Mr Cameron coupled his more-Blairite-than-Blair message on specialist schools with a warning shot across the bows of those who might have hoped that a Conservative government would at least broach a return to selective schools. There would, he said categorically, be no going back to the 11-Plus, and no return to grammar schools. He wanted selection within schools, but not between schools. To this end, he said he would give priority to "setting" by ability, if necessary by central government directive.

Leaving aside the matter of how receptive individual headteachers would be to the imposition of "setting" by government fiat, Mr Cameron's musings leave precious few differences in schools policy between the two main parties. As of yesterday, the gap between the Conservatives and Labour boils down to statutory setting within schools and a wider range of specialist schools.

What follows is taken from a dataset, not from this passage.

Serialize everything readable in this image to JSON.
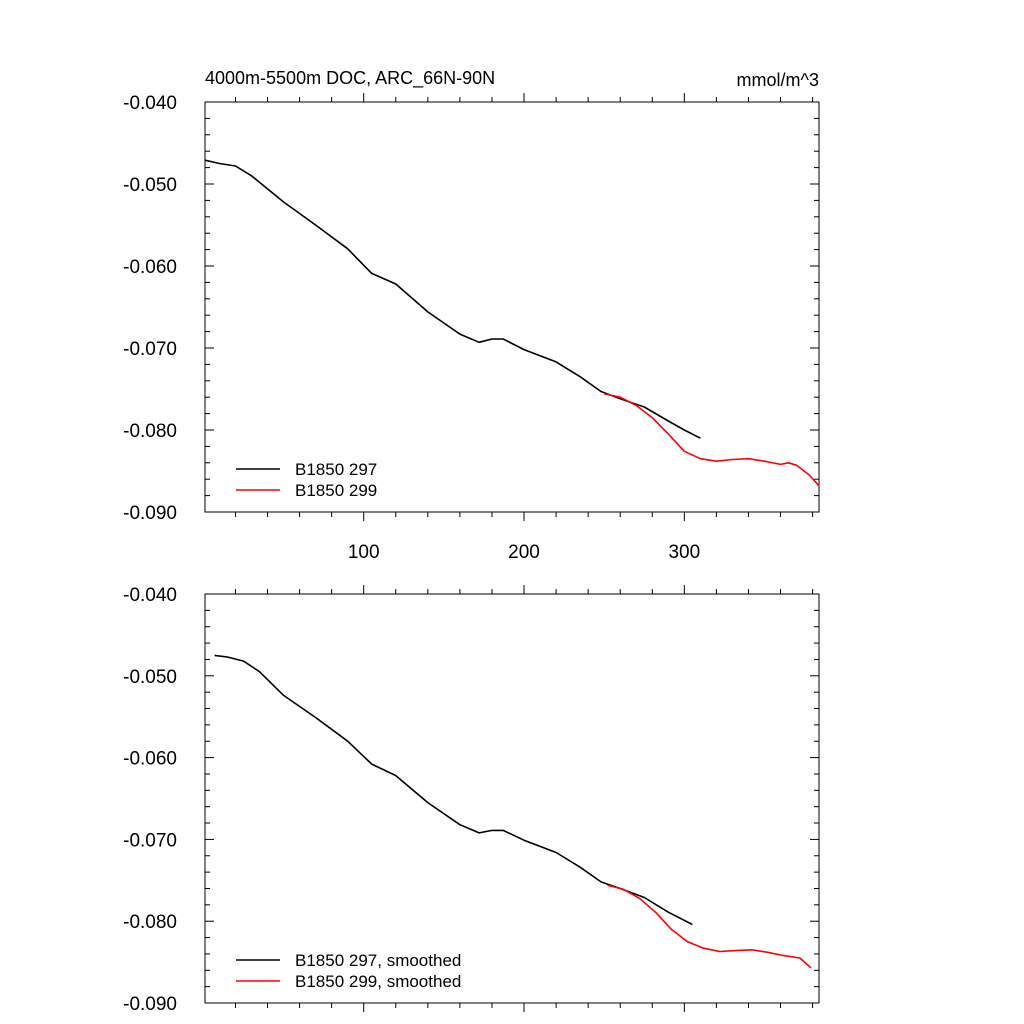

But in this age of wider choice, is that really the best option available to voters and to parents? And should these be the - very limited - parameters within which public debate about education policy is conducted? We hope not. With at least three years probably remaining before the next election there is time for a broader debate, and it is one the country surely needs.

At least one element of this debate should be the principle of selection. Labour has spoken, at best confusingly at worst with forked tongue, about how selective schools may be. Its policy allows selection for physical, but not cerebral, ability; for specialist economics schools, but not for for schools to specialise in maths. These are distinctions that seem expressly designed to get around the vexed question of selection by academic ability. The degree of independence that Labour will give to its proposed trust schools is also in question: they will, it appears, have much budgetary and curricular autonomy, but none on admissions.

Focusing the discussion on specialist schools also avoids mention of perhaps the greatest source of injustice in the present system: the de facto selection that has resulted from the combination of comprehensive schools, league tables and catchment areas. The disparity in house prices between areas with desirable schools and those without is arguably an even greater bar to social mobility than was selection - because money provides the only escape.

It is high time that selection, in all its blatant and subtle forms, was addressed directly. No education debate will be worth the name unless it breaks this new Labour, and now new Conservative, taboo.